Many churches, Jeffress said, think that the way to help people is to offer them financial aid such as assistance in paying their rent. But no church is rich enough to support struggling families for a long period of time, he pointed out.
“It is the old adage, ‘give a man a fish and he’ll eat for a day. Teach a man to fish he’ll eat for a lifetime,'” Jeffress said. “And we think the most important thing the church can do to help its members who are unemployed is help them develop and hone skills that will help them land that next job.”
Will those involved in such local assistance be galvanized to lobby Congress? That’s hardly guaranteed, but to activists it’s worth trying. As summarized by Rev. Sherry, the legislative agenda includes: “An economic stimulus package, a public jobs program, support for unemployed workers and families, and support for states and municipalities.” The AFL-CIO Now blog elaborated on the hoped-for new jobs program with these features:
“A public jobs program that will create vital and sustainable jobs: jobs that will rebuild our nation’s infrastructure; green jobs; mass transit; jobs that the private sector cannot create, such as expanded child care and clean-up of toxic dumps.”
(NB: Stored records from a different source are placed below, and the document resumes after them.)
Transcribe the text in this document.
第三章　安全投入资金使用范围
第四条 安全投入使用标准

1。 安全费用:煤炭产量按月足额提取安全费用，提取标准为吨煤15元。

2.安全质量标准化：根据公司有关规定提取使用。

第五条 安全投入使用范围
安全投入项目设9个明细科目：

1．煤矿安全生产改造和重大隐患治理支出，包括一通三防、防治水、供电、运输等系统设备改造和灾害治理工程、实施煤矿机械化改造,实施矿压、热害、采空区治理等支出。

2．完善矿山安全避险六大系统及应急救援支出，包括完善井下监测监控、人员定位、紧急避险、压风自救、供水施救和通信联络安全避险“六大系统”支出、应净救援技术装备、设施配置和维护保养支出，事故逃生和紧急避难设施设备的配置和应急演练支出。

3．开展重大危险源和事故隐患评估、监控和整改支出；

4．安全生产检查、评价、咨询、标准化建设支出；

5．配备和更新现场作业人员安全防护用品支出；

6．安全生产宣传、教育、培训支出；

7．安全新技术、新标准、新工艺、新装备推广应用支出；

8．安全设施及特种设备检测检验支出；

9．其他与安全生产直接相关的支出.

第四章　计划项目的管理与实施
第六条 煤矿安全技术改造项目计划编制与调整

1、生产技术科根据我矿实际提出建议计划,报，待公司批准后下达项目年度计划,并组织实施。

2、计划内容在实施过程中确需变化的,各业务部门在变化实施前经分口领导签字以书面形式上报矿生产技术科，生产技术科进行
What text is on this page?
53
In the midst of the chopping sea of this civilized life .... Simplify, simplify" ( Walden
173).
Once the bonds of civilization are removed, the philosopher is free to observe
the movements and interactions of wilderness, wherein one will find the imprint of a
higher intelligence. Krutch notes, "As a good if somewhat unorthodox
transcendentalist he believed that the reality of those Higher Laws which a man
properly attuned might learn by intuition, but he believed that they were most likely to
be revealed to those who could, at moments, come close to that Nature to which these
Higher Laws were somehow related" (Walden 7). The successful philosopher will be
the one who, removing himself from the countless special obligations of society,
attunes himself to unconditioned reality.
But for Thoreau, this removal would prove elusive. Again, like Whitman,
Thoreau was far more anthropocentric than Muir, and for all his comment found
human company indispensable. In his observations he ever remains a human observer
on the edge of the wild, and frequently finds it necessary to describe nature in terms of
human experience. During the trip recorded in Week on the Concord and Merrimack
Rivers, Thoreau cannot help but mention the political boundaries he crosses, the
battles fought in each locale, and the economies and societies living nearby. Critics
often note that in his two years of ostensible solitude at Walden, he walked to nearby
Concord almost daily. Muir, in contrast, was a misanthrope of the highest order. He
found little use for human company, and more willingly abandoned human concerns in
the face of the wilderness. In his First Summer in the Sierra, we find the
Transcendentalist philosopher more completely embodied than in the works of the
Despite the long odds of achieving such legislation, the enormity of the damage to average Americans is prompting the scope of their agenda. Rev. Sherry, the former president of the United Church of Christ and a long-time activist, said at the press conference, “We call for an economy that provides a job for everyone who wants and needs one. All jobs should be good jobs that pay decent wages, provide good benefits, and respect the dignity of the worker.”
It may seem a bit improbable now, but, after all, in the faith community, miracles do happen.